Maliki stands with Sunni leaders, appealing for Iraqi unity

BAGHDAD, (Reuters) – Iraqi Prime Minister Nuri al-Maliki broadcast a joint appeal for national unity yesterday with bitter Sunni critics of his Shi’ite-led government – a move that may help him win U.S. help against rampant Islamists threatening Baghdad.

Just hours after Maliki’s Shi’ite allies had angrily vowed to boycott any cooperation with the biggest Sunni party and his government had accused Sunni neighbour Saudi Arabia of backing “genocide”, the premier’s visibly uncomfortable televised appearance may reflect U.S. impatience with its Baghdad protege.

In a rerun of previous failed efforts at bridging sectarian and ethnic divisions, Shi’ite, Sunni and Kurdish leaders met behind closed doors and then stood frostily before cameras as Maliki’s Shi’ite predecessor Ibrahim al-Jaafari read a statement denouncing “terrorist powers” and supporting Iraqi sovereignty.

U.S. President Barack Obama is considering military options to push back al Qaeda splinter group the Islamic State of Iraq and the Levant (ISIL), which has swept the Sunni north of the country over the past week as the Shi’ite-led army has crumbled.

But in return Washington want Maliki to do more to address the widespread sense of political exclusion among minority Sunnis which ISIL has exploited to win support among tribal leaders and former followers of ousted dictator Saddam Hussein.

“No terrorist powers represent any sect or religion,” Jaafari said in the address, which included a broad promise of “reviewing the previous course” of Iraqi politics. Afterwards, most of the leaders, including Maliki and Usama al-Nujaifi, the leading Sunni present, walked away from each other in silence.

Earlier, Maliki’s government accused Saudi Arabia, the main Sunni power, of backing ISIL – something Riyadh denies.

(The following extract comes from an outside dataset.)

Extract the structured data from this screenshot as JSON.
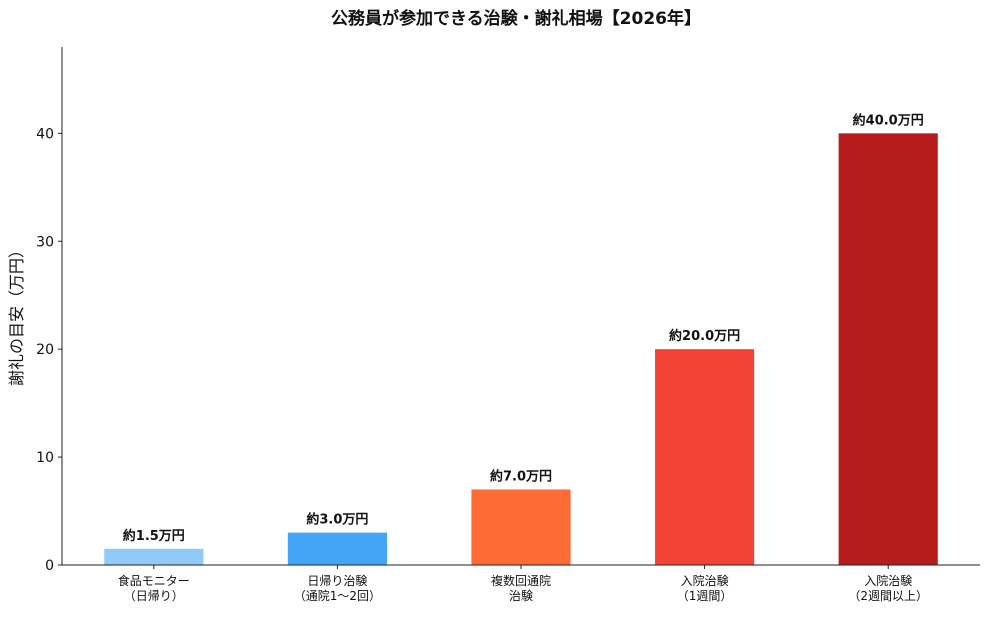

“We hold them responsible for supporting these groups financially and morally and for its outcome – which includes crimes that may qualify as genocide: the spilling of Iraqi blood, the destruction of Iraqi state institutions and historic and religious sites,” a government statement said.

Maliki has blamed Saudi Arabia for supporting militants in the past, but the language was unprecedented. On Monday, Riyadh blamed sectarianism in Baghdad for fuelling the violence.

Maliki, who has been buoyed by a call by Iraq’s senior Shi’ite cleric for citizens to rally to the armed forces, dismissed four generals for abandoning the big northern city of Mosul a week ago and said they would face court martial.

Scores were killed on Tuesday in a battle for another provincial capital, close to Baghdad, and fighting shut Iraq’s biggest refinery at Baiji, hitting fuel and power supplies.

Government forces said they repelled an overnight attempt by insurgents to seize Baquba, capital of Diyala. Some residents and officials said scores of prisoners from the local jail were killed. There were conflicting accounts of how they had died.

ISIL fighters who aim to build a Muslim caliphate across the Iraqi-Syrian frontier launched their revolt by seizing Mosul and swept through the Tigris valley towards Baghdad.

The fighters, who consider all Shi’ites to be heretics deserving death, pride themselves on their brutality and have boasted of massacring hundreds of troops who surrendered.

Western countries, including the United States, have urged Maliki to reach out to Sunnis to rebuild national unity as the only way of preventing the disintegration of Iraq.

“There is a real risk of further sectarian violence on a massive scale, within Iraq and beyond its borders,” U.N. Secretary-General Ban Ki-moon said. “I have been urging Iraqi government leaders including Prime Minister al-Maliki to reach out for an inclusive dialogue and solution of this issue.”

But the prime minister, in power for eight years and effective winner of a parliamentary election two months ago, seems instead to be relying more heavily than ever on his own sect, who form a majority long oppressed under Saddam.

Though the joint statement late on Tuesday said only those directly employed by the Iraqi state should bear arms, thousands of Shi’ite militiamen have been mobilised to defend Baghdad.